By Malcolm Fleschner

Is it true, as Cyndi Lauper used to sing back in the 80s, that money changes everything? Based on the cash incentive programs of many sales organizations, some would certainly say yes. But as sales trainer and consultant Kelley Robertson (www.robertsontraininggroup.com) points out, money alone is often a lackluster motivator. He notes that when employees are asked to name the issues that drive their performance, the top three are typically respect, a sense of accomplishment and recognition.

So how can you use this information to get the most out of your hard-working sales staff? Robertson offers seven suggestions:

1. Get ‘Em Involved
People want to be involved in the success of the company for which they work. Let your employees know that you welcome their ideas and input for growing the business. Involved team members tend to buy in faster and resist less.

2. Communicate
In business, there is almost no such thing as "over communicating." Give your people regular updates on how business is progressing and how well they’re doing individually. Memos, emails, phone calls, meals and meetings offer a range of communication options for you to leverage. Keep your people apprised of current challenges, accept their feedback with a smile and correct behaviors you feel have become counterproductive. Too many employees in the corporate world never receive any feedback on their performance.

3. Recognize What’s Working
When you catch people doing things right, whether individually or as a team, let them know. Celebrate their success. Give reinforcement, offer awards, write about achievements in the company newsletter. Whenever possible, have a senior executive sign a note of thanks or congratulations.

Make a point to recognize someone every day. Post performance charts on the wall, throw impromptu celebratory pizza parties, pass out plaques or certificates – whatever you feel most comfortable with. The point is that you do it.

4. Elevate Expectations
Set ambitious, but realistically attainable goals and your team will likely work hard to achieve them. Communicate your goals in advance, and keep folks updated regularly on what progress they’re making.

5. Give Them What They Need
A surefire way to undermine your team’s efforts to achieve the goals you set is to neglect to give them the support and tools they need. Some of these tools may include equipment, internal support, inventory, marketing materials and training. Don’t let frustration build because you’ve inadequately outfitted your team members.

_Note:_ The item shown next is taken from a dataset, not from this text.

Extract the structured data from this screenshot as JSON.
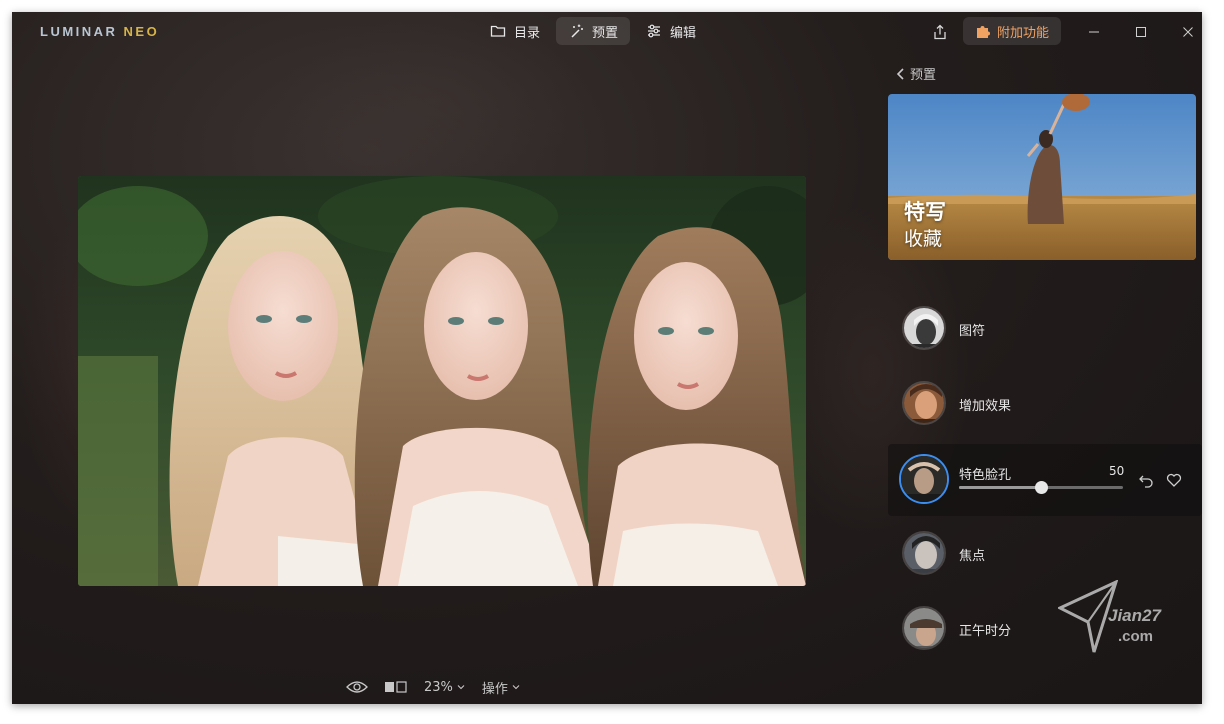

6. Address What’s Not Working
You owe it to your organization and all team members to manage individuals who aren’t performing up to expectations. Don’t ignore the problem and hope it will go away on its own. It never does, and the result is a loss of profitability, diminished morale and increased turnover. To deal with low performers, use the B.E.S.T. approach:

  • Begin with the situation. "Sam, when we conduct weekly sales meetings and you’re consistently late…"
  • Express the result. "…it causes problems because everyone is held to the same standard, and you’re not respecting that."
  • State the desired change. "In the future, I expect you to arrive and be ready for the meeting at 8:30 every Monday. This means you need to be in the front door by 8:20."
  • Tell them the consequence. "If this behavior isn’t corrected, I’ll be forced to take further action."


7. Lead With Your Actions
You set the tone for everyone who works for you. If you expect people to be motivated and enthusiastic, you need to be motivated and enthusiastic. Treat your people with dignity and respect, and that’s how they’ll treat each other.